F.T. Entiendo lo que le sedujo de este tema: una ilustración vivida y concreta de su tema preferido —el hombre acusado de un crimen cometido por otro— con todas las sospechas encaminadas hacia él por el juego de las circunstancias de la vida cotidiana. Siento curiosidad por saber en qué medida su película es auténtica; es decir, ¿en qué momentos y por qué razones se vio obligado a alejarse de la verdad?
A.H. Pues no me he alejado casi nunca de la verdad y, rodando ese film aprendí muchas cosas. Por ejemplo, con la intención de lograr una autenticidad absoluta, todo fue minuciosamente reconstituido con la colaboración de los héroes del drama, rodando todo lo posible con actores desconocidos y, algunas veces, incluso, para los papeles episódicos, con quienes vivieron el drama. Y todo en los lugares mismos de la acción. En la cárcel, observamos cómo los
procesados recogen la ropa de cama, sus prendas de vestir y, luego, elegimos una
celda vacía para Henry Fonda y le hicimos repetir lo que los demás prisioneros
acababan de hacer ante nosotros. Y lo mismo en las escenas que se desarrollaban
en el sanatorio psiquiátrico, donde los doctores interpretaron sus propios papeles.
Pero he aquí un ejemplo de lo que se aprende rodando un film que consiste
en reconstituir todas las escenas. Al final, el verdadero culpable es arrestado, gracias al coraje de la dueña de un establecimiento, mientras cometía un nuevo atraco en una tienda de
«delikatessen». Yo pensaba hacer esta escena así: el hombre entraba en la tienda,
sacaba el revólver y pedía el contenido de la caja; la tendera conseguía dar la
alarma por cualquier medio; había lucha o algo parecido, y el bandido terminaba
reducido a la fuerza. Ahora bien, he aquí lo que sucedió realmente y así es como
ocurre en la película. El hombre entra en la tienda y pide a la tendera dos
salchichas y algunas lonjas de jamón; mientras la mujer va tras el mostrador, la
encañona, desde el bolsillo del pantalón, con su revólver. En aquel momento, la
mujer sostenía en la mano el gran cuchillo para cortar el jamón, y sin turbarse lo
más mínimo, apoya la punta sobre el vientre del hombre, que permanece
atolondrado; luego, la mujer golpea dos veces con el pie en el suelo; el hombre
se pone nervioso: «Tranquilidad, señora, tranquilidad. No pierda la calma.

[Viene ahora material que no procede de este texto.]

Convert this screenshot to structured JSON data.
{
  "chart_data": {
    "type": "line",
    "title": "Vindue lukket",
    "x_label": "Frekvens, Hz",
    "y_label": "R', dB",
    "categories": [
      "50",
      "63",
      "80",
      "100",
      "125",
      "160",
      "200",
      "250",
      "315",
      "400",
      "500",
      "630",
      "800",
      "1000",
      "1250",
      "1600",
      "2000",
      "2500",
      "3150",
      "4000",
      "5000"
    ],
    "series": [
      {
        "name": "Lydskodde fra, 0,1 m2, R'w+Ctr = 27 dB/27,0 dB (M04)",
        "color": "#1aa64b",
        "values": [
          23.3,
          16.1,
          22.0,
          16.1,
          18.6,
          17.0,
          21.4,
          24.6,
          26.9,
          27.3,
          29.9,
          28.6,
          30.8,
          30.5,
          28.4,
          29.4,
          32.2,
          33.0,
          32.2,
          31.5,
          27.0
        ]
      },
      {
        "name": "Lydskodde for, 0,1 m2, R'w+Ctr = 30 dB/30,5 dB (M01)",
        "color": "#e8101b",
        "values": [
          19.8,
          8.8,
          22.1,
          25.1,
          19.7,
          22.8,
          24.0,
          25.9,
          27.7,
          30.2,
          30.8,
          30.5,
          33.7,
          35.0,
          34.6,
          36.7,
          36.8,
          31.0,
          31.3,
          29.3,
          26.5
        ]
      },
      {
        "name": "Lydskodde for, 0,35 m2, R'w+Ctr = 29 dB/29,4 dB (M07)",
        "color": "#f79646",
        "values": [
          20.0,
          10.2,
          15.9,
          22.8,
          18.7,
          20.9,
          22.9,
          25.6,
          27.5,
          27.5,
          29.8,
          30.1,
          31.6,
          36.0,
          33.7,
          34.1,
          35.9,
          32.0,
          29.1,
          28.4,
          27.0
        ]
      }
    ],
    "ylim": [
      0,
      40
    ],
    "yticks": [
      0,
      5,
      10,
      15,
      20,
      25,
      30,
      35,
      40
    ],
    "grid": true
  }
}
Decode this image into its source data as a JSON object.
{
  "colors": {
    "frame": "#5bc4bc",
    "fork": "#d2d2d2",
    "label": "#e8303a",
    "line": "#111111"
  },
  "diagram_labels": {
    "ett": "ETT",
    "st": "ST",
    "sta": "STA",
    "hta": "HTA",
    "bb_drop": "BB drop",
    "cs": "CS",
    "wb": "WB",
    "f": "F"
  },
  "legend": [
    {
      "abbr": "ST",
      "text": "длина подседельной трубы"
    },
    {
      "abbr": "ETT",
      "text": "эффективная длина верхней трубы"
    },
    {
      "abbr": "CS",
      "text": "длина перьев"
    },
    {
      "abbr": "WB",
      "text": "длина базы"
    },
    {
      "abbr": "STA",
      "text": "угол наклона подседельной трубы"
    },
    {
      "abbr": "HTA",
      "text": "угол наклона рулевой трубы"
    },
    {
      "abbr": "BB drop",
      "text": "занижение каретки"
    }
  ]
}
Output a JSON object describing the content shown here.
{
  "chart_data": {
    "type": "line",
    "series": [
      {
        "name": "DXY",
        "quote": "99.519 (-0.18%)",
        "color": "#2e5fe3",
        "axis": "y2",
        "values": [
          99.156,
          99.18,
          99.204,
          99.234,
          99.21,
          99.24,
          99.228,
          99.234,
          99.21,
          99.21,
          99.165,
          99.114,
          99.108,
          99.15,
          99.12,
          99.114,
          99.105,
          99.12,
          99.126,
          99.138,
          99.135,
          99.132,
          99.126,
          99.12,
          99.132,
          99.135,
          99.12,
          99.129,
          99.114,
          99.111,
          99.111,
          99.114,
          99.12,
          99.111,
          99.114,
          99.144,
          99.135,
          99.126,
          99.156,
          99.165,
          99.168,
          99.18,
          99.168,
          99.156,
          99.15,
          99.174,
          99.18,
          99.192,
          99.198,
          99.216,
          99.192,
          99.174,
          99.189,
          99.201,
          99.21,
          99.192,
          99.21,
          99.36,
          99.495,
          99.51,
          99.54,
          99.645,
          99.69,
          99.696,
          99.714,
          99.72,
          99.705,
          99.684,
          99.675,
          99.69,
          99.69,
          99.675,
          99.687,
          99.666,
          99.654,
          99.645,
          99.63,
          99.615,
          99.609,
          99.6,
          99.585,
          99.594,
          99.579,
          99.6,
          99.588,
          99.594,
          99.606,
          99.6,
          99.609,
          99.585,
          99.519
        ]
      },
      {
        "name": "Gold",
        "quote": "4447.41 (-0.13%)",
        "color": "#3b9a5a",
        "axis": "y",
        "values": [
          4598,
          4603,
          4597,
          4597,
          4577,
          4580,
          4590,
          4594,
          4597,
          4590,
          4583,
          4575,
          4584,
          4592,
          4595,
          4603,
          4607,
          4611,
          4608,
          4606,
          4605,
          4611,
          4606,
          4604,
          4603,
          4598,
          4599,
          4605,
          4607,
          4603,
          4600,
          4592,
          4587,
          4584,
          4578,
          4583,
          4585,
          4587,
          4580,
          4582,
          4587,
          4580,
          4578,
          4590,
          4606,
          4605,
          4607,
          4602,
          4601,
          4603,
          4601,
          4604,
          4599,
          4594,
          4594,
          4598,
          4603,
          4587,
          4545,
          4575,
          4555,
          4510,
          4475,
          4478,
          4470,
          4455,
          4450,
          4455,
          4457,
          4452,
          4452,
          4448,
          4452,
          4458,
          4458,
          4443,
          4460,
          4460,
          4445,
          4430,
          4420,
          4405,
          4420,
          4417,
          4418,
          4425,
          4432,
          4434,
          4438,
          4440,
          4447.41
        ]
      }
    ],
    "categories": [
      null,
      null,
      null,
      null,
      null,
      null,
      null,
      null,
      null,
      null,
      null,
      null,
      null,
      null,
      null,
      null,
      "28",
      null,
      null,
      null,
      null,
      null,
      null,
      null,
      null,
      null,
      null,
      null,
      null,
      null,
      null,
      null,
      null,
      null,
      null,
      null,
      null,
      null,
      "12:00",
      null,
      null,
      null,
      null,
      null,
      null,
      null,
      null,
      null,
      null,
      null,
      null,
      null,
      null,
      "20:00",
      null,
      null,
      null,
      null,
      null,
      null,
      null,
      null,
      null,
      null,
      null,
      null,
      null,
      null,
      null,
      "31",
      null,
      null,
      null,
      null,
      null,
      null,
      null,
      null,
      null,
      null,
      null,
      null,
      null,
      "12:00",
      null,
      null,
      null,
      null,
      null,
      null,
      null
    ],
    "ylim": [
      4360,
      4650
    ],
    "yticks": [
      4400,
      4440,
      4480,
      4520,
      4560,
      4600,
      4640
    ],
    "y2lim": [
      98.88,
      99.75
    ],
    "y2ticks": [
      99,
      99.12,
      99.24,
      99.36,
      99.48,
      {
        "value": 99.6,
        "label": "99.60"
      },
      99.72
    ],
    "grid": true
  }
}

Tranquilidad.» Pero la mujer sigue asombrosamente tranquila, sin moverse un
milímetro, sin pronunciar una sola palabra; el hombre se siente tan confundido
por aquella actitud que no piensa ni siquiera en intentar algo. Súbitamente, el
tendero surge de la cueva, atraído por las patadas de su mujer; se da cuenta en
seguida de la situación y, cogiendo al malhechor por los hombros, le arrincona
en una parte del establecimiento, contra los estantes de cajas de conservas,
mientras su mujer telefonea a la policía. La única reacción que tuvo aquel
individuo fue implorar con voz lastimera: «Déjenme marcharme. Mi mujer y mis
hijos me esperan.» Esta réplica me entusiasmó; nadie pensaría jamás en
escribirla en un guión y, aunque lo pensara, no se atrevería.
"El cine según Hitchcock" de François Truffaut.